The film suggests that if there are problems in American education, they are largely due to standardized tests, overambitious parents, insufficient funding, and George W. Bush. It also offers possible solutions, which include abandoning testing and grading and giving teachers more autonomy.
. . . The movie’s recurring theme is that American kids are under intense pressure to succeed, forced to complete up to six hours of homework each night and therefore increasingly driven to mental illness. The movie is promoted with the tagline, “The Dark Side of America’s Achievement Culture.”
While movie highlights fierce college competition and a girl’s suicide after a bad grade, “the achievement is tougher to spot,” Freeman writes. Many of those hard-working students need remedial classes in college, the movie reports.
Abeles believes No Child Left Behind forces schools — even schools in upper-middle-class communities — to focus on prepping students for state exams instead of teaching critical thinking skills. Kids “memorize and regurgitate,” Abeles says.
(When my daughter started ninth grade at Palo Alto High School, I told her she needed to change her schedule. “You have to take English,” I said. “And what’s this Critical Thinking class?” Critical Thinking was English, she told me.)
The premise is that state governments have designed standards so poorly that kids must spend time learning useless material, or too much material, which they are then unable to retain.
The problem identified by Race To Nowhere — kids under heavy pressure to succeed — has nothing to do with standards, testing or school funding. The pressure comes from upper-middle-class parents who want their high-performing children to get into very selective colleges.
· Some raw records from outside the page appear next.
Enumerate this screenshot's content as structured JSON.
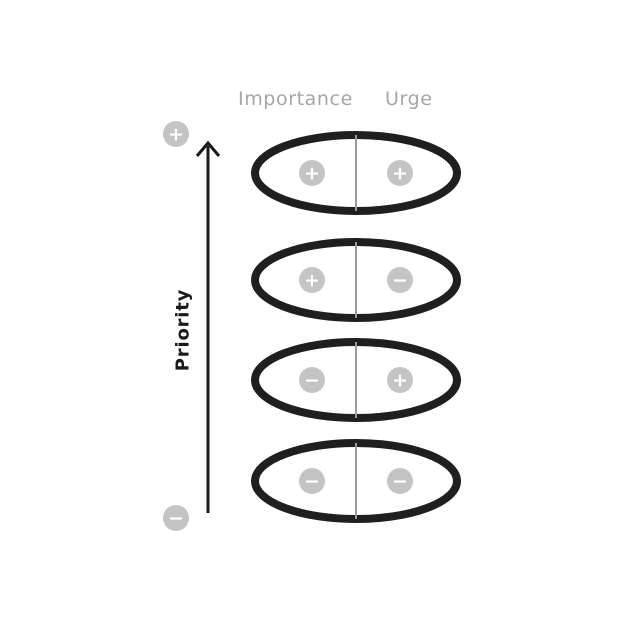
{
  "headers": {
    "importance": "Importance",
    "urge": "Urge"
  },
  "axis": {
    "label": "Priority",
    "top_sign": "+",
    "bottom_sign": "−"
  },
  "rows": [
    {
      "importance": "+",
      "urge": "+"
    },
    {
      "importance": "+",
      "urge": "−"
    },
    {
      "importance": "−",
      "urge": "+"
    },
    {
      "importance": "−",
      "urge": "−"
    }
  ],
  "colors": {
    "ellipse_stroke": "#1f1f1f",
    "divider": "#9a9a9a",
    "badge_fill": "#c4c4c4",
    "header_text": "#a6a6a6",
    "axis": "#1a1a1a"
  }
}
The competition is intense: Students feel they need to take two, three or four AP classes at a time, earn high grades in every subject, excel in sports and extracurriculars, chalk up community service points and maybe cure cancer over the summer vacation. (Perhaps they can start girls’ schools in the mountains of Pakistan!)
These students don’t need test prep to pass the state exams. The test that counts is the SAT and parents pay for their kids to prep for that.
My daughter went through the college admissions frenzy at Paly High. It was crazy. Some kids are harmed by it. But the schools don’t create it, at least not the public schools. It’s the parents.